Ainda pautando o exemplo de outros países, é preciso levar em conta medidas de redução de turmas, construção de novos ambientes readaptados, controle sanitário na entrada, distribuição de álcool gel, medição de temperatura, kits de exames de detecção do novo coronavírus, salas para isolamento de possíveis casos, atendimento sócio-psicológico para famílias de profissionais da educação e estudantes e, principalmente, respeito às famílias que não se sentirem à vontade para enviar seus filhos para a escola e aos profissionais de educação, principalmente aqueles do grupo de risco. Aqui cabe a pergunta: será que teríamos as mesmas condições nas escolas públicas brasileiras?
Documento da fundação Getúlio Vargas de 26/04/2020 aponta para o não retorno das atividades nas creches por maior contato com maior número de profissionais. Todas as vezes em que vemos as matérias jornalísticas ou pronunciamentos oficiais sobre volta às escolas fala-se da preocupação com o corpo discente, mas se desconsidera o principal fator, o fator humano. Nas escolas, os funcionários e professores, em sua maioria, possuem idade avançada e comorbidades causadas pela própria falta de condições de trabalho e pela redução das equipes em seus postos de trabalho. Nesse setor da educação a solução dos governos é sempre a terceirização e a precarização. Não à toa esses profissionais foram os primeiros a serem atingidos na pandemia, não pelo vírus mas por uma política cruel do Estado de redução salarial e em muitos casos, demissões.

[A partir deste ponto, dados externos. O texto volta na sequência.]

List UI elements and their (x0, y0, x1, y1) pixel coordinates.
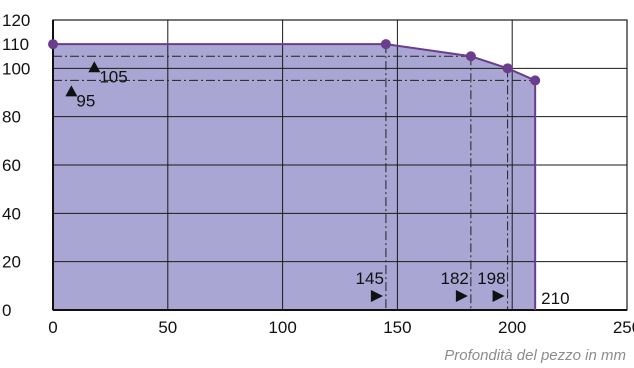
y-tick-label: 40 (2, 204, 21, 223)
data-point (502, 63, 513, 74)
x-tick-label: 50 (158, 318, 177, 337)
y-tick-label: 120 (2, 11, 30, 30)
x-marker-label: 145 (356, 269, 384, 288)
data-point (380, 39, 391, 50)
x-marker-label: 182 (440, 269, 468, 288)
y-tick-label: 0 (2, 301, 11, 320)
y-marker-label: 95 (76, 91, 95, 110)
x-tick-label: 150 (383, 318, 411, 337)
x-axis-label: Profondità del pezzo in mm (444, 347, 626, 364)
y-tick-label: 110 (2, 35, 29, 54)
marker-right-icon (370, 290, 383, 302)
y-tick-label: 60 (2, 156, 21, 175)
data-point (465, 51, 476, 62)
end-value-label: 210 (541, 289, 569, 308)
series-line (53, 43, 537, 310)
x-tick-label: 250 (613, 318, 634, 337)
x-tick-label: 0 (48, 318, 57, 337)
marker-right-icon (455, 290, 468, 302)
y-tick-label: 100 (2, 59, 30, 78)
marker-up-icon (65, 85, 78, 97)
marker-up-icon (88, 61, 101, 73)
y-marker-label: 105 (99, 67, 127, 86)
area-fill (53, 44, 536, 311)
y-tick-label: 80 (2, 108, 21, 127)
data-point (48, 39, 58, 50)
data-point (530, 75, 541, 86)
y-tick-label: 20 (2, 253, 21, 272)
x-tick-label: 200 (498, 318, 526, 337)
marker-right-icon (492, 290, 505, 302)
x-marker-label: 198 (477, 269, 505, 288)
x-tick-label: 100 (268, 318, 296, 337)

O Secretário de educação do Rio de Janeiro fez uma reunião a portas fechadas com a FINEP, órgão patronal da Educação, para debater um possível retorno sem a presença dos sindicatos ou associações dos trabalhadores em educação. Não sabemos o que foi debatido, mas é do nosso interesse saber o quanto antes. De qualquer modo, o documento publicado pela mesma federação aponta critérios para um possível retorno, critérios esses impossíveis de serem realizados nas escolas públicas do Brasil, onde estudantes levariam de casa as máscaras inclusive máscaras extras toalhas e um par de calçados extra, em uma realidade que o nossos alunos não tem nem o que comer. Contudo, já era de se esperar uma ideia tão absurda, vindo de um secretário que questionou a ação de distribuição de cestas básicas para os estudantes da rede pública.
Portanto qualquer possibilidade de retorno coloca em risco toda a comunidade escolar e é um verdadeiro crime contra a defesa das vidas das nossas crianças, de suas famílias e dos nossos profissionais educação.
A greve é a única medida possível para salvar vidas. Agora é greve pela vida!